Monday, December 10, 2018

Bar Watch is Straight Up Racial and Class Profiling



Bar Watch, a dubious program that allows cops to arbitrarily harass people and chase them out of bars and restaurants—deeming them inadmissible patrons because a cop does not like their look—is an instrument of racial and class profiling, straight no chaser. It adds more power to the discretion that police already have to target people on the basis of superficial characteristics, stereotypes and prejudices—on the basis of an officer’s assumptions about someone’s appearance.
Cops actually tell students in classrooms in Surrey that one of the things they look for is Crooks and Castles gear. Seriously. This is the level that this nonsense is carried out at. And cops and politicians buy it.
Sadly, the City of Surrey has fallen hook, line, and sinker for this scam of targeted policing initiating its own Inadmissible Patrons Program on December 6, 2018. The program is a partnership of Surrey RCMP, the City of Surrey and BC Restaurant and Food Services Association.

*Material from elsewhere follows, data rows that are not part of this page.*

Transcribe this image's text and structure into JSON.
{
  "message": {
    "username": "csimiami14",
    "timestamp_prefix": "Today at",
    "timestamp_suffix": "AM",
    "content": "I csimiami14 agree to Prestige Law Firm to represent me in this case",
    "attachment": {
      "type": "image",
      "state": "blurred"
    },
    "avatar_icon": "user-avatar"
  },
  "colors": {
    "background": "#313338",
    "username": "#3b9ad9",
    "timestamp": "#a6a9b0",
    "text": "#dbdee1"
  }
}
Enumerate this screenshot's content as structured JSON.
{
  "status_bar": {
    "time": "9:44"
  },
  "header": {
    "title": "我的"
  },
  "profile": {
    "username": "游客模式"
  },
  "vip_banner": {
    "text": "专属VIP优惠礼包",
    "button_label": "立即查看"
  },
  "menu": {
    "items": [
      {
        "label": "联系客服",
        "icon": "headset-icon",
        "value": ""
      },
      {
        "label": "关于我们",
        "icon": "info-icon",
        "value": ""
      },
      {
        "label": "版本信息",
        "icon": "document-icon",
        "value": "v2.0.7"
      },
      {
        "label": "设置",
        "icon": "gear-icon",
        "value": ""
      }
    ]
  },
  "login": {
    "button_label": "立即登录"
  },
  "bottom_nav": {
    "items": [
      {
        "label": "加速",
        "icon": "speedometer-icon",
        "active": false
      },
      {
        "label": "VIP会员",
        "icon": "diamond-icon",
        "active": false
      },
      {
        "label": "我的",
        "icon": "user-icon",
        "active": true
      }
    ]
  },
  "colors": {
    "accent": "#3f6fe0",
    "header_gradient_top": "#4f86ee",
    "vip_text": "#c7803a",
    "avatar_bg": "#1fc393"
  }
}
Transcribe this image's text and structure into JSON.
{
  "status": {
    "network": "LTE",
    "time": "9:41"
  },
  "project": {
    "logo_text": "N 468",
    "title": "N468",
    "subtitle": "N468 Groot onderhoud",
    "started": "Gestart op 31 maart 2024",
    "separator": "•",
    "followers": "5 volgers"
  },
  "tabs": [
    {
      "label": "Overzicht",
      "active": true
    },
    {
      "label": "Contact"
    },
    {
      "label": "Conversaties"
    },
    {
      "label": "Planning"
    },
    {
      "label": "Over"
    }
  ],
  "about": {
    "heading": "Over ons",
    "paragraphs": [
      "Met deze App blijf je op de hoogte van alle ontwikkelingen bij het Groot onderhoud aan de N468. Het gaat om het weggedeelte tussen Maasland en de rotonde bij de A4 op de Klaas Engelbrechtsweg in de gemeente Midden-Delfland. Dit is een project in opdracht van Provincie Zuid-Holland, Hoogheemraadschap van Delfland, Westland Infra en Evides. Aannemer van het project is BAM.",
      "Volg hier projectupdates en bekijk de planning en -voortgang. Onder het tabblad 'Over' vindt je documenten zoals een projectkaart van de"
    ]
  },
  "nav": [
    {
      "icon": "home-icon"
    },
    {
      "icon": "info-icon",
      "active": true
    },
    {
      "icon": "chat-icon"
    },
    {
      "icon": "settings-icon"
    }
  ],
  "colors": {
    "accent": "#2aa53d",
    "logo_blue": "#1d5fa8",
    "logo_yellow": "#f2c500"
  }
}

It makes police private security for businesses that want to manage their customers.
The RCMP are pretty straightforward about the flimsy basis for targeting someone (“lifestyle”) and the power it will give individual officers:
“An inadmissible patron is defined as a person whose lifestyle, associations and/or activities pose a risk to public safety, either directly or from third parties. This includes people who are involved with or associated to organized crime, gangs, and the drug trade. Police officers will assess each situation and individual separately.”
Surrey mayor Doug McCallum blustered meaninglessly in an RCMP press release:
“The Inadmissible Patrons Program will not only identify gang members and individuals associated with violent crime, but the program will also allow for police to remove them immediately from the premises. As seen in other jurisdictions, this program will make it tough for criminals to do business in our city.”
Of course, because gang members would have nowhere else possibly to meet if not in a specific bar or restaurant. And they would not have their own regular place where ownership is not friendly to them. OK.
Bar Watch does nothing to stop gang activity—its ostensible purpose. It does give police and bar and restaurant owners a means to manage clientele (something that can be put to use in, say, gentrifying). It does make it easier for cops to label and stigmatize people and bring them within reach of the criminal justice system—to make them “known to police” and therefore vulnerable to further police action.   
Given that police maintain structures of racialized and social class inequalities, Bar Watch is carried out along those lines reinforces those structures. All the while giving cops more control over day to day life in our communities and yet another claim on more public resources (and cop pay)—while making more members of our community subject to marginalization and criminalization on a cop’s whim. These concerns have been raised in other jurisdictions where Bar Watch programs have been implemented.
In committing to Bar Watch the City of Surrey is openly committing to—publicly endorsing—racial and class profiling.